OmniNav: A Unified Framework for Prospective Exploration and Visual-Language Navigation
Xinda Xue, Junjun Hu, Minghua Luo, Xie Shichao, Jintao Chen, Zixun Xie, Quan Kuichen, Guo Wei, Mu Xu, Zedong Chu
TL;DR
OmniNav addresses the challenge of unified embodied navigation by coupling a fast, flow-matching policy that predicts continuous waypoints with a slow, frontier-based planner that leverages long-horizon memory and explicit chain-of-thought reasoning. It operates across instruct-goal, object-goal, point-goal, and frontier exploration within a single architecture, supported by a two-stage training regime that blends discrete language–vision data with continuous control. The approach achieves state-of-the-art performance on multiple benchmarks and demonstrates real-world deployment at up to 5 Hz, highlighting robust generalization and practical utility for versatile robotic navigation. By integrating large-scale generic vision–language data and a central memory with multimodal tokens, OmniNav provides a scalable path toward highly generalizable embodied intelligence in dynamic environments.
Abstract
Embodied navigation presents a core challenge for intelligent robots, requiring the comprehension of visual environments, natural language instructions, and autonomous exploration. Existing models often fall short in offering a unified solution across diverse navigation paradigms, resulting in low success rates and limited generalization. We introduce OmniNav, a unified framework addressing instruct-goal, object-goal, point-goal navigation, and frontier-based exploration within a single architecture. Our approach features a lightweight, low-latency policy that accurately predicts continuous-space waypoints (coordinates and orientations). This policy surpasses action-chunk methods in precision and supports real-world deployment at control frequencies up to 5 Hz.

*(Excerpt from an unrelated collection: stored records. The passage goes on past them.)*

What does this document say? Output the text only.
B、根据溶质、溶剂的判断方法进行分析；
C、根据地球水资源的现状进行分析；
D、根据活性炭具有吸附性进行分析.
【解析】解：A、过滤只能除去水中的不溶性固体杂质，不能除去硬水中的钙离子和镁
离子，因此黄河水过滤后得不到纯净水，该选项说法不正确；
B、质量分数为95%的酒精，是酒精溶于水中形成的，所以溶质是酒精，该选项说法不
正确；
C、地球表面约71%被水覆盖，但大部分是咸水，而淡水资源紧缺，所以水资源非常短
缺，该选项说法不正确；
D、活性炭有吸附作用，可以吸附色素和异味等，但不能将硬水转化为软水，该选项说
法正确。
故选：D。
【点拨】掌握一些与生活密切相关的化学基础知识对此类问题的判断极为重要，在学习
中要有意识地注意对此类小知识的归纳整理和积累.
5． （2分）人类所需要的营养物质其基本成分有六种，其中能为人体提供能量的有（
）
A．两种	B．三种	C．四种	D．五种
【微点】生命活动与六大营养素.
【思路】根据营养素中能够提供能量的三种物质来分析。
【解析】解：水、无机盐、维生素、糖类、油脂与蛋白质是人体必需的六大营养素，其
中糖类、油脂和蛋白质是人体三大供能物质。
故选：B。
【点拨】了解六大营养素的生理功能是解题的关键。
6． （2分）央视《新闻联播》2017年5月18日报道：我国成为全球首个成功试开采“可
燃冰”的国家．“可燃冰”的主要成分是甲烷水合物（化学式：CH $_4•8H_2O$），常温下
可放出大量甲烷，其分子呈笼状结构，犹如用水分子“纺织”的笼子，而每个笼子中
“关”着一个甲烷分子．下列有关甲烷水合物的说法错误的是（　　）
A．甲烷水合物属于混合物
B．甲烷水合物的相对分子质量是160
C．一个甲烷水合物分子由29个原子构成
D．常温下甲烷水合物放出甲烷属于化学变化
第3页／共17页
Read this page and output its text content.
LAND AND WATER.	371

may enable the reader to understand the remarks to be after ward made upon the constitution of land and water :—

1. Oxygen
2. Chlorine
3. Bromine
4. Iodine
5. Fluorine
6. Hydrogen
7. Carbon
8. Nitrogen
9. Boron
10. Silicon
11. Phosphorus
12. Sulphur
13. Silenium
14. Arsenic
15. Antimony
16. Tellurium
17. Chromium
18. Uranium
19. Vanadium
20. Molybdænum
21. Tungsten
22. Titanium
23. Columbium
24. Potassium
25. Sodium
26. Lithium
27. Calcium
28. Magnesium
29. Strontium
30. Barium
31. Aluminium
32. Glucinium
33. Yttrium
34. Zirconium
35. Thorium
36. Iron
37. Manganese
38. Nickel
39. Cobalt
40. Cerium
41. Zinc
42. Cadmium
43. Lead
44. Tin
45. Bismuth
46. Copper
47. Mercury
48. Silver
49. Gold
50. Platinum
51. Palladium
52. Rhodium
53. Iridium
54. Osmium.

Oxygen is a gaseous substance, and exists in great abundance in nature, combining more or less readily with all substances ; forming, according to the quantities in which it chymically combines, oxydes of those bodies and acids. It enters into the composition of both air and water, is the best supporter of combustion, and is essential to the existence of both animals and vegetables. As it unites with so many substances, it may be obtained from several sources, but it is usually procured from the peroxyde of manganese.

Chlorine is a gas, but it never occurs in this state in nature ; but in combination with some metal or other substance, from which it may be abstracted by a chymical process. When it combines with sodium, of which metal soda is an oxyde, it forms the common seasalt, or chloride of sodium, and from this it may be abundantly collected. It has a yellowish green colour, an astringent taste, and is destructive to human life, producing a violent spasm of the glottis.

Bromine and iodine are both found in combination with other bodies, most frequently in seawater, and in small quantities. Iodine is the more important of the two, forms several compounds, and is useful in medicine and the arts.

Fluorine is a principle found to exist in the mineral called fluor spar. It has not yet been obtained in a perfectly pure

Architecturally, OmniNav employs a fast-slow system design: a fast module generates waypoints using short-horizon visual context and subtasks, while a slow module performs deliberative planning with long-horizon observations and candidate frontiers to select subsequent subgoals and subtasks. This collaboration enhances path efficiency and maintains trajectory coherence, particularly in exploration and memory-intensive scenarios. Crucially, we identify that the primary bottleneck isn't merely navigation policy learning, but a robust understanding of general instructions and objects. To boost generalization, OmniNav integrates large-scale, general-purpose training datasets, including those for image captioning and visual recognition, into a joint multi-task regimen. This significantly improves success rates and robustness. Extensive experiments confirm OmniNav's state-of-the-art performance across various navigation benchmarks, with real-world deployment further validating its efficacy. OmniNav provides practical insights for embodied navigation, charting a scalable path towards versatile, highly generalizable robotic intelligence.